Department of Materials and Environmental Chemistry, Stockholm University, Svante Arrhenius Väg 16, SE-106 91, Stockholm, Sweden.
Institute of Biodiversity, Faculty of Biological Science, Cluster of Excellence Balance of the Microverse, Friedrich-Schiller-University Jena, 07743, Jena, Germany.
Environ Sci Technol. 2024 Oct 1;58(39):17406-17418. doi: 10.1021/acs.est.4c02833. Epub 2024 Sep 19.
The machine-learning tool MS2Tox can prioritize hazardous nontargeted molecular features in environmental waters, by predicting acute fish lethality of unknown molecules based on their MS spectra, prior to structural annotation. It has yet to be investigated how the extent of molecular coverage, MS spectra quality, and toxicity prediction confidence depend on sample complexity and MS data acquisition strategies. We compared two common nontargeted MS acquisition strategies with liquid chromatography high-resolution mass spectrometry for structural annotation accuracy by SIRIUS+CSI:FingerID and MS2Tox toxicity prediction of 191 reference chemicals spiked to LC-MS water, groundwater, surface water, and wastewater. Data-dependent acquisition (DDA) resulted in higher rates (19-62%) of correct structural annotations among reference chemicals in all matrices except wastewaters, compared to data-independent acquisition (DIA, 19-50%). However, DIA resulted in higher MS detection rates (59-84% DIA, 37-82% DDA), leading to higher true positive rates for spectral library matching, 40-73% compared to 34-72%. DDA resulted in higher MS2Tox toxicity prediction accuracy than DIA, with root-mean-square errors of 0.62 and 0.71 log-mM, respectively. Given the importance of MS spectral quality, we introduce a "CombinedConfidence" score to convey relative confidence in MS2Tox predictions and apply this approach to prioritize potentially ecotoxic nontargeted features in environmental waters.

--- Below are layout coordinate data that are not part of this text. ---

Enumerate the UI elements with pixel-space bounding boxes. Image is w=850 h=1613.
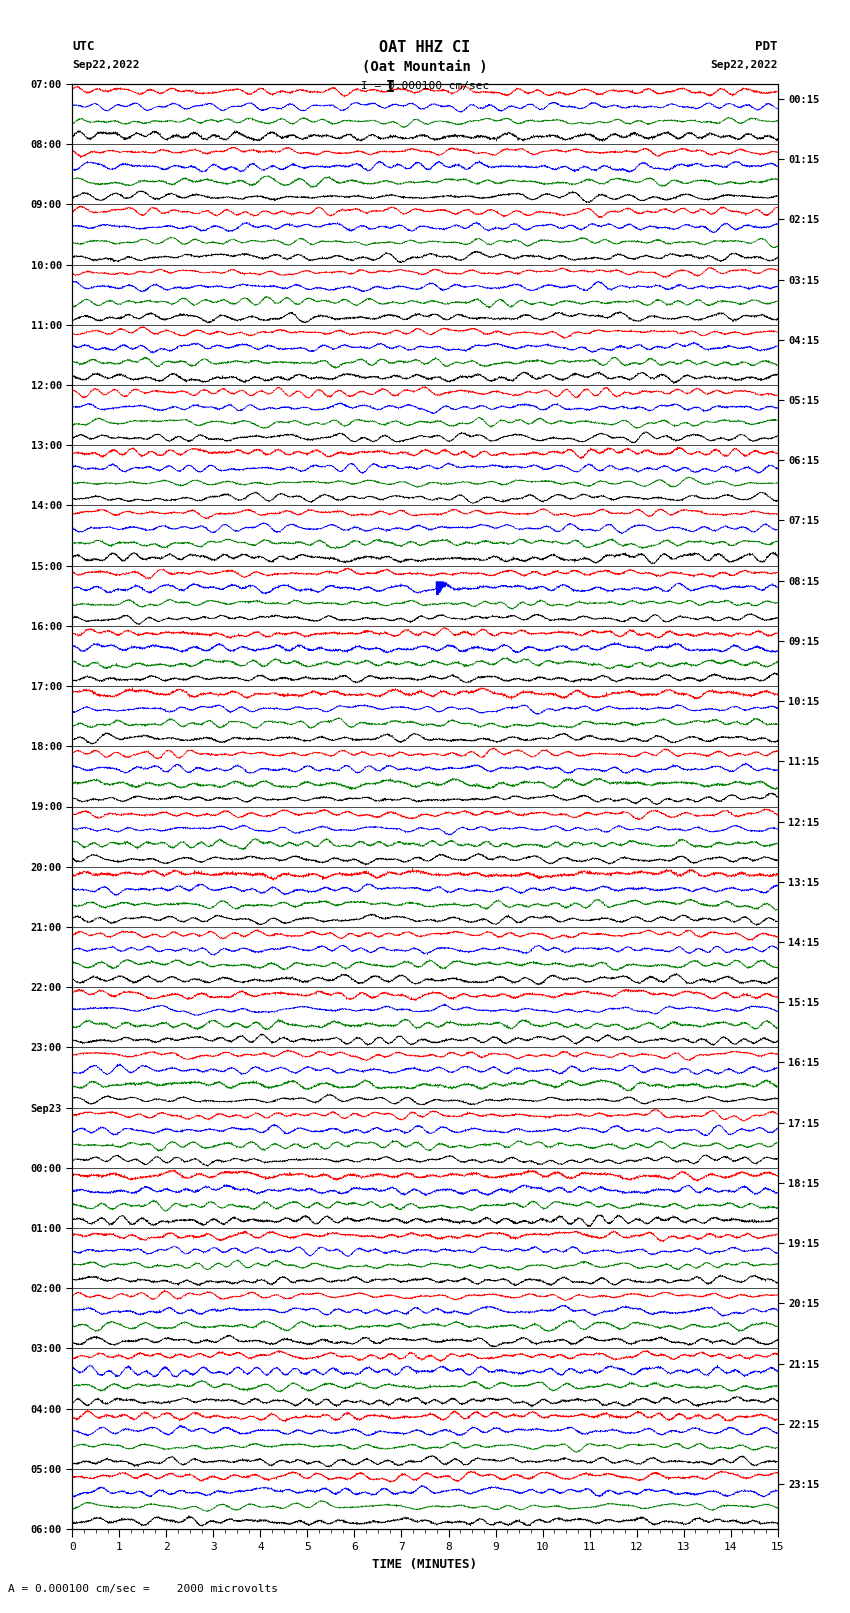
Text: Sep22,2022: Sep22,2022 [72,60,139,69]
Text: PDT: PDT [756,40,778,53]
Text: (Oat Mountain ): (Oat Mountain ) [362,60,488,74]
Text: I: I [386,79,395,95]
Text: I = 0.000100 cm/sec: I = 0.000100 cm/sec [361,81,489,90]
Text: A = 0.000100 cm/sec =    2000 microvolts: A = 0.000100 cm/sec = 2000 microvolts [8,1584,279,1594]
X-axis label: TIME (MINUTES): TIME (MINUTES) [372,1558,478,1571]
Text: Sep22,2022: Sep22,2022 [711,60,778,69]
Text: UTC: UTC [72,40,94,53]
Text: OAT HHZ CI: OAT HHZ CI [379,40,471,55]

机器学习工具 MS2Tox 可以根据 MS 光谱预测未知分子对鱼类的急性致死毒性,从而对环境水中的有害非靶向分子特征进行优先级排序,而无需进行结构注释。目前尚未研究分子覆盖率、MS 光谱质量和毒性预测置信度如何取决于样品复杂性和 MS 数据采集策略。我们比较了两种常见的非靶向 MS 采集策略与 LC-MS 水质、地下水、地表水和废水的 SIRIUS+CSI:FingerID 结构注释准确性和 MS2Tox 毒性预测的 191 种参考化学品的关系。与数据独立采集(DIA,19-50%)相比,在所有基质中,除了废水外,数据依赖采集(DDA)在所有基质中都能提高参考化学品的正确结构注释率(19-62%)。然而,DIA 导致更高的 MS 检测率(59-84% DIA,37-82% DDA),从而导致光谱库匹配的真实阳性率更高,为 40-73%,而 DDA 为 34-72%。DDA 比 DIA 具有更高的 MS2Tox 毒性预测准确性,其均方根误差分别为 0.62 和 0.71 log-mM。鉴于 MS 光谱质量的重要性,我们引入了“综合置信度”评分来传达 MS2Tox 预测的相对置信度,并应用该方法对环境水中潜在的生态毒性非靶向特征进行优先级排序。